Vírus afeta setor têxtil e impõe mudanças no mundo da moda

por
Virginia Mencarini
|
06/05/2020 - 12h

A pandemia de Covid-19 vem afetando diversos setores da economia em todo o mundo. Um dos que mais têm sentido seus impactos é a indústria têxtil – e, por consequência, o mundo da moda. Hoje, mais do que nunca, os dois precisam encontrar caminhos alternativos para contornar essa situação da maneira mais consciente possível.

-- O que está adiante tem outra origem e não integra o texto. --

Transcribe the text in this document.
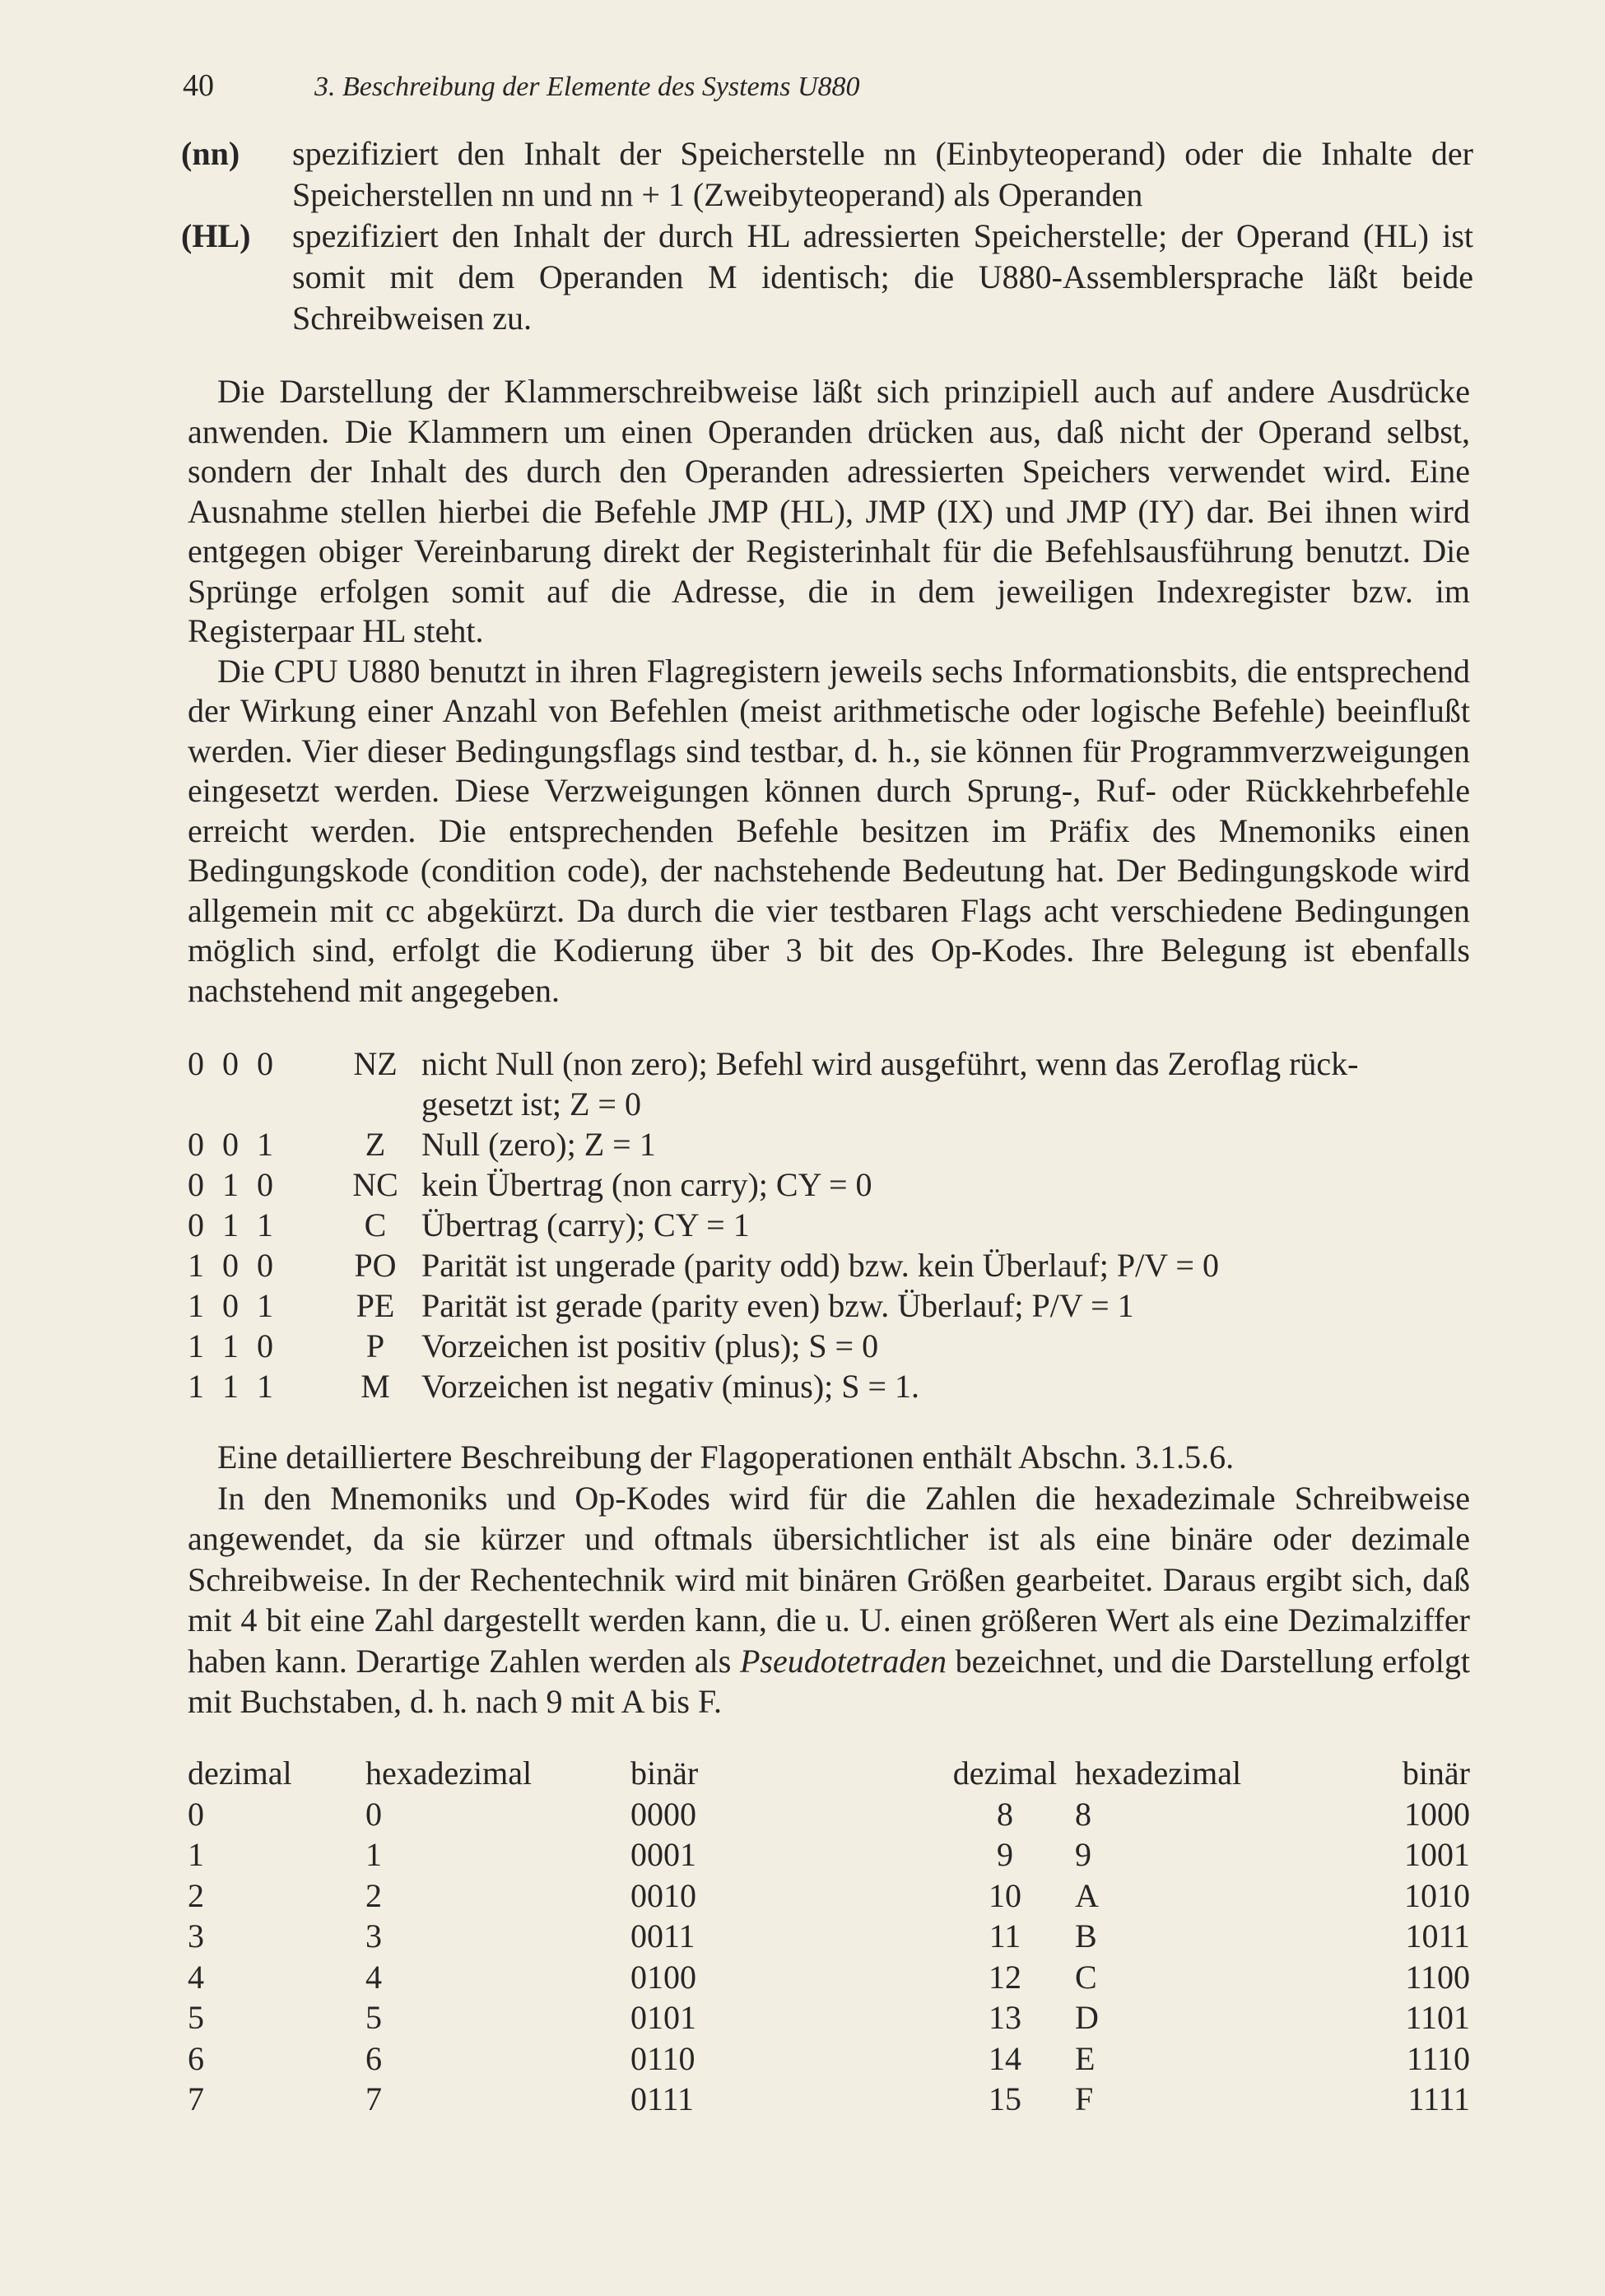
40	3. Beschreibung der Elemente des Systems U880
(nn)	spezifiziert den Inhalt der Speicherstelle nn (Einbyteoperand) oder die Inhalte der Speicherstellen nn und nn + 1 (Zweibyteoperand) als Operanden
(HL)	spezifiziert den Inhalt der durch HL adressierten Speicherstelle; der Operand (HL) ist somit mit dem Operanden M identisch; die U880-Assemblersprache läßt beide Schreibweisen zu.

Die Darstellung der Klammerschreibweise läßt sich prinzipiell auch auf andere Ausdrücke anwenden. Die Klammern um einen Operanden drücken aus, daß nicht der Operand selbst, sondern der Inhalt des durch den Operanden adressierten Speichers verwendet wird. Eine Ausnahme stellen hierbei die Befehle JMP (HL), JMP (IX) und JMP (IY) dar. Bei ihnen wird entgegen obiger Vereinbarung direkt der Registerinhalt für die Befehlsausführung benutzt. Die Sprünge erfolgen somit auf die Adresse, die in dem jeweiligen Indexregister bzw. im Registerpaar HL steht.

Die CPU U880 benutzt in ihren Flagregistern jeweils sechs Informationsbits, die entsprechend der Wirkung einer Anzahl von Befehlen (meist arithmetische oder logische Befehle) beeinflußt werden. Vier dieser Bedingungsflags sind testbar, d. h., sie können für Programmverzweigungen eingesetzt werden. Diese Verzweigungen können durch Sprung-, Ruf- oder Rückkehrbefehle erreicht werden. Die entsprechenden Befehle besitzen im Präfix des Mnemoniks einen Bedingungskode (condition code), der nachstehende Bedeutung hat. Der Bedingungskode wird allgemein mit cc abgekürzt. Da durch die vier testbaren Flags acht verschiedene Bedingungen möglich sind, erfolgt die Kodierung über 3 bit des Op-Kodes. Ihre Belegung ist ebenfalls nachstehend mit angegeben.

0 0 0	NZ	nicht Null (non zero); Befehl wird ausgeführt, wenn das Zeroflag rück-
gesetzt ist; Z = 0
0 0 1	Z	Null (zero); Z = 1
0 1 0	NC	kein Übertrag (non carry); CY = 0
0 1 1	C	Übertrag (carry); CY = 1
1 0 0	PO	Parität ist ungerade (parity odd) bzw. kein Überlauf; P/V = 0
1 0 1	PE	Parität ist gerade (parity even) bzw. Überlauf; P/V = 1
1 1 0	P	Vorzeichen ist positiv (plus); S = 0
1 1 1	M	Vorzeichen ist negativ (minus); S = 1.

Eine detailliertere Beschreibung der Flagoperationen enthält Abschn. 3.1.5.6.

In den Mnemoniks und Op-Kodes wird für die Zahlen die hexadezimale Schreibweise angewendet, da sie kürzer und oftmals übersichtlicher ist als eine binäre oder dezimale Schreibweise. In der Rechentechnik wird mit binären Größen gearbeitet. Daraus ergibt sich, daß mit 4 bit eine Zahl dargestellt werden kann, die u. U. einen größeren Wert als eine Dezimalziffer haben kann. Derartige Zahlen werden als Pseudotetraden bezeichnet, und die Darstellung erfolgt mit Buchstaben, d. h. nach 9 mit A bis F.

dezimal	hexadezimal	binär	dezimal	hexadezimal	binär
0	0	0000	8	8	1000
1	1	0001	9	9	1001
2	2	0010	10	A	1010
3	3	0011	11	B	1011
4	4	0100	12	C	1100
5	5	0101	13	D	1101
6	6	0110	14	E	1110
7	7	0111	15	F	1111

No Brasil, a indústria têxtil representa uma grande parcela da economia, tornando-se muito vulnerável em meio à pandemia. De acordo com dados divulgados pela Abit (Associação Brasileira da Indústria Têxtil e de Confecção) e atualizados em dezembro de 2019, o setor faturou US$ 48,3 bilhões em 2018. Ainda no mesmo ano, foi o segundo maior gerador do primeiro emprego no Brasil, representou quase 17% dos empregos do país e é o quarto maior produtor de denim e malhas do mundo. A moda brasileira também dita sua presença entre as cinco maiores semanas de moda do mundo, responsabilidade carregada pela São Paulo Fashion Week.

Máquina de Tecelagem
Foto: site Mercado & Consumo

A relevância do setor é inegável, mas ainda assim vem enfrentando algumas dificuldades. Desde a crise de 2014 e 2015, quando o PIB brasileiro se retraiu em mais de 7%, a indústria têxtil vem oscilando no que diz respeito a vendas e receitas. Quanto à exportação (um de seus maiores pilares), a balança comercial se encontra desfavorável atualmente. Ainda segundo a Abit, entre janeiro e setembro de 2019, o Brasil registrou US$ 4,133 bilhões em importações, contra US$ 665 milhões em exportações.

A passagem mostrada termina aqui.